A post linking to this study was shared across our social media recently. The study published results of a poll showing that people in general have “a wildly overstated view of Covid-19’s impact with respect to total infections and deaths as a percentage of the population”.
It took less than 2 minutes to find a FullFact article highlighting the floors in the study.
And this is where the discussion should have ended but it didn’t.
In fact, it continued on for no less than a further 46 responses as various respondents went back and forth discussing the maths.
Here are some quotes from our responses and an approximation of the queries we received, not quoted because these were personal comments intended only as friendly back and forths and not for public broadcast.
“the study reports a “mean average”, rather than a “median average”.”
“Median is preferable to mean? I’ve not heard that before. Could I ask what your educational and career background in datasets and research is please?”
We explained giving a text book example and added our relevant career experience (which was an extra and unnecessary step since we had referenced FullFact as our evidence and were not asking the respondent to believe in our own maths expertise):
“I think you have answered your own question there, “assuming there are no extreme outliers, the data isn’t skewed”. The reason you use the median for continuous data is to reduce the effect of just that: the outliers and the skew.”
Let’s take a simple contrived example, I ask ten people to estimate the fuel economy [in mpg] of my car, I might get the following responses:
50, 51, 52, 52, 55, 55, 56, 57, 58, 110 (like real life, some people would guess a wildly inaccurate value)
That would give central tendency values of Mean: 59.6 and Median: 55
“So it’s clear that if I wanted to show what the typical person thought, the median is a much better statistic to use. Most people provided results close to the median. While the mean was above 90% of the estimates.”
“You don’t have to trust me, FullFact have debunked this.”
“And as to your point about skew, that was mentioned explicitly (below the big graph displaying the skewed data): “While most people said that fewer than 2% of the population had died, the few people who answered with high figures skewed the mean upwards.””
They replied that the study was still a great study with valid conclusions.
“While the ‘map’ is used to support point (4) in the document that “people significantly over-estimate the spread and fatality rate of the disease”, the maps and associated statistics grossly misrepresent the scale of the issue, which consequently undermines their point.”

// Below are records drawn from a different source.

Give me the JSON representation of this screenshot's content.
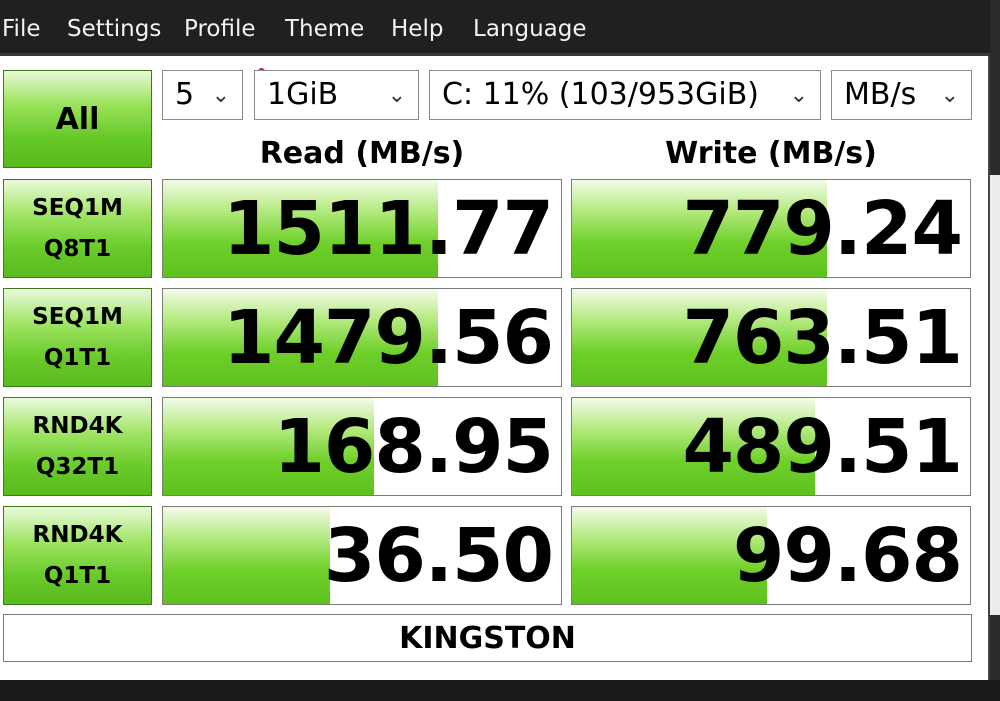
{
  "menu": [
    "File",
    "Settings",
    "Profile",
    "Theme",
    "Help",
    "Language"
  ],
  "all_button": "All",
  "controls": {
    "count": "5",
    "size": "1GiB",
    "drive": "C: 11% (103/953GiB)",
    "unit": "MB/s"
  },
  "headers": {
    "read": "Read (MB/s)",
    "write": "Write (MB/s)"
  },
  "tests": [
    {
      "line1": "SEQ1M",
      "line2": "Q8T1",
      "read": "1511.77",
      "write": "779.24",
      "read_level": 0.69,
      "write_level": 0.64
    },
    {
      "line1": "SEQ1M",
      "line2": "Q1T1",
      "read": "1479.56",
      "write": "763.51",
      "read_level": 0.69,
      "write_level": 0.64
    },
    {
      "line1": "RND4K",
      "line2": "Q32T1",
      "read": "168.95",
      "write": "489.51",
      "read_level": 0.53,
      "write_level": 0.61
    },
    {
      "line1": "RND4K",
      "line2": "Q1T1",
      "read": "36.50",
      "write": "99.68",
      "read_level": 0.42,
      "write_level": 0.49
    }
  ],
  "drive_name": "KINGSTON",
  "colors": {
    "accent_green": "#66c827",
    "menubar": "#202020"
  }
}
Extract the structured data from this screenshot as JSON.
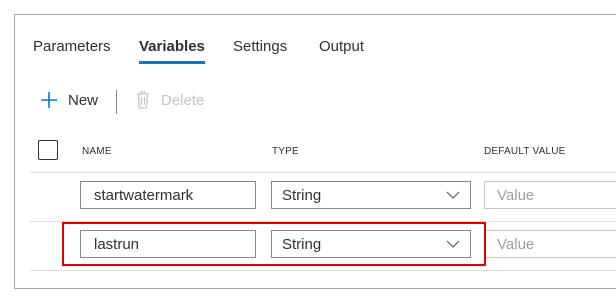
{
  "tabs": [
    {
      "label": "Parameters",
      "active": false
    },
    {
      "label": "Variables",
      "active": true
    },
    {
      "label": "Settings",
      "active": false
    },
    {
      "label": "Output",
      "active": false
    }
  ],
  "toolbar": {
    "new_label": "New",
    "new_icon": "plus-icon",
    "delete_label": "Delete",
    "delete_icon": "trash-icon",
    "delete_enabled": false
  },
  "table": {
    "columns": [
      "NAME",
      "TYPE",
      "DEFAULT VALUE"
    ],
    "rows": [
      {
        "name": "startwatermark",
        "type": "String",
        "default_placeholder": "Value",
        "highlighted": false
      },
      {
        "name": "lastrun",
        "type": "String",
        "default_placeholder": "Value",
        "highlighted": true
      }
    ]
  },
  "colors": {
    "accent": "#0078d4",
    "highlight": "#e00000",
    "disabled": "#c8c6c4"
  }
}
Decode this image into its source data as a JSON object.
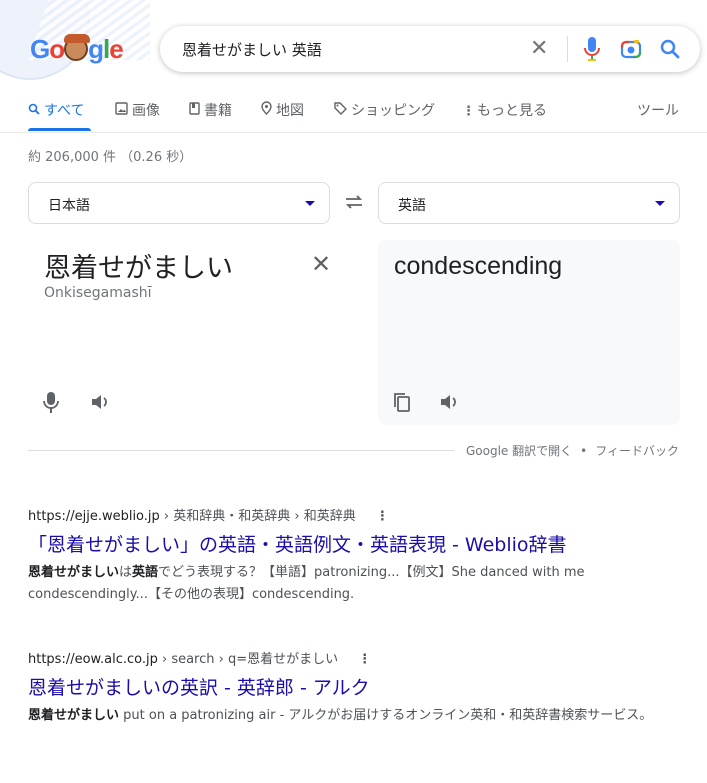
{
  "logo": {
    "letters": [
      "G",
      "o",
      "",
      "g",
      "l",
      "e"
    ]
  },
  "search": {
    "query": "恩着せがましい 英語",
    "clear_label": "✕"
  },
  "tabs": [
    {
      "label": "すべて",
      "icon": "search-icon",
      "active": true
    },
    {
      "label": "画像",
      "icon": "image-icon"
    },
    {
      "label": "書籍",
      "icon": "book-icon"
    },
    {
      "label": "地図",
      "icon": "map-pin-icon"
    },
    {
      "label": "ショッピング",
      "icon": "tag-icon"
    },
    {
      "label": "もっと見る",
      "icon": "more-vert-icon"
    },
    {
      "label": "ツール"
    }
  ],
  "stats": "約 206,000 件 （0.26 秒）",
  "translate": {
    "source_lang": "日本語",
    "target_lang": "英語",
    "source_text": "恩着せがましい",
    "source_translit": "Onkisegamashī",
    "target_text": "condescending",
    "footer_open": "Google 翻訳で開く",
    "footer_sep": "•",
    "footer_feedback": "フィードバック"
  },
  "results": [
    {
      "url": "https://ejje.weblio.jp",
      "path": " › 英和辞典・和英辞典 › 和英辞典",
      "title": "「恩着せがましい」の英語・英語例文・英語表現 - Weblio辞書",
      "snippet_bold": "恩着せがましい",
      "snippet_mid": "は",
      "snippet_bold2": "英語",
      "snippet_rest": "でどう表現する？【単語】patronizing...【例文】She danced with me condescendingly...【その他の表現】condescending."
    },
    {
      "url": "https://eow.alc.co.jp",
      "path": " › search › q=恩着せがましい",
      "title": "恩着せがましいの英訳 - 英辞郎 - アルク",
      "snippet_bold": "恩着せがましい",
      "snippet_rest": " put on a patronizing air - アルクがお届けするオンライン英和・和英辞書検索サービス。"
    }
  ],
  "colors": {
    "link": "#1a0dab",
    "accent": "#1a73e8",
    "muted": "#70757a"
  }
}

They said my criticism was my opinion and their belief in the study was their opinion.
We disagreed, pointing out that:
“The study used the incorrect measure. This is mathematical fact and not my opinion. I can say that my comments are factual because I have referenced a factual source (full fact), and provided a simple mathematical example that debunks the use of mean, in this instance.”
This dialogue shows that even when engaged in a polite discussion of the evidence that our ‘friends’ are choosing to deliberately ignore mathematical fact and continuing to view the study as valid and supportive of the position they hold. They supplied no further evidence during the discussion.
This is confirmational bias, their view has been supported so they choose to keep hold of the evidence and their cognitive bias refuses to allow them to see the debunked evidence in the light of established mathematical fact.
We believe that engaging in evidence-based debate is hugely important. When we share our ideas and their evidence, that evidence is challenged in ways that we possibly hadn’t considered, and this helps us to reconsider that evidence in a new light with less of our own cognitive bias. We all have cognitive bias and we are all prone to confirmational bias.
However, we choose not to encourage our children to engage in discussions like these (yet) because they are frustratingly 1-sided. The respondents are neither accepting mathematical facts, putting forward counter-argument or offering alternative evidence to support their view-point.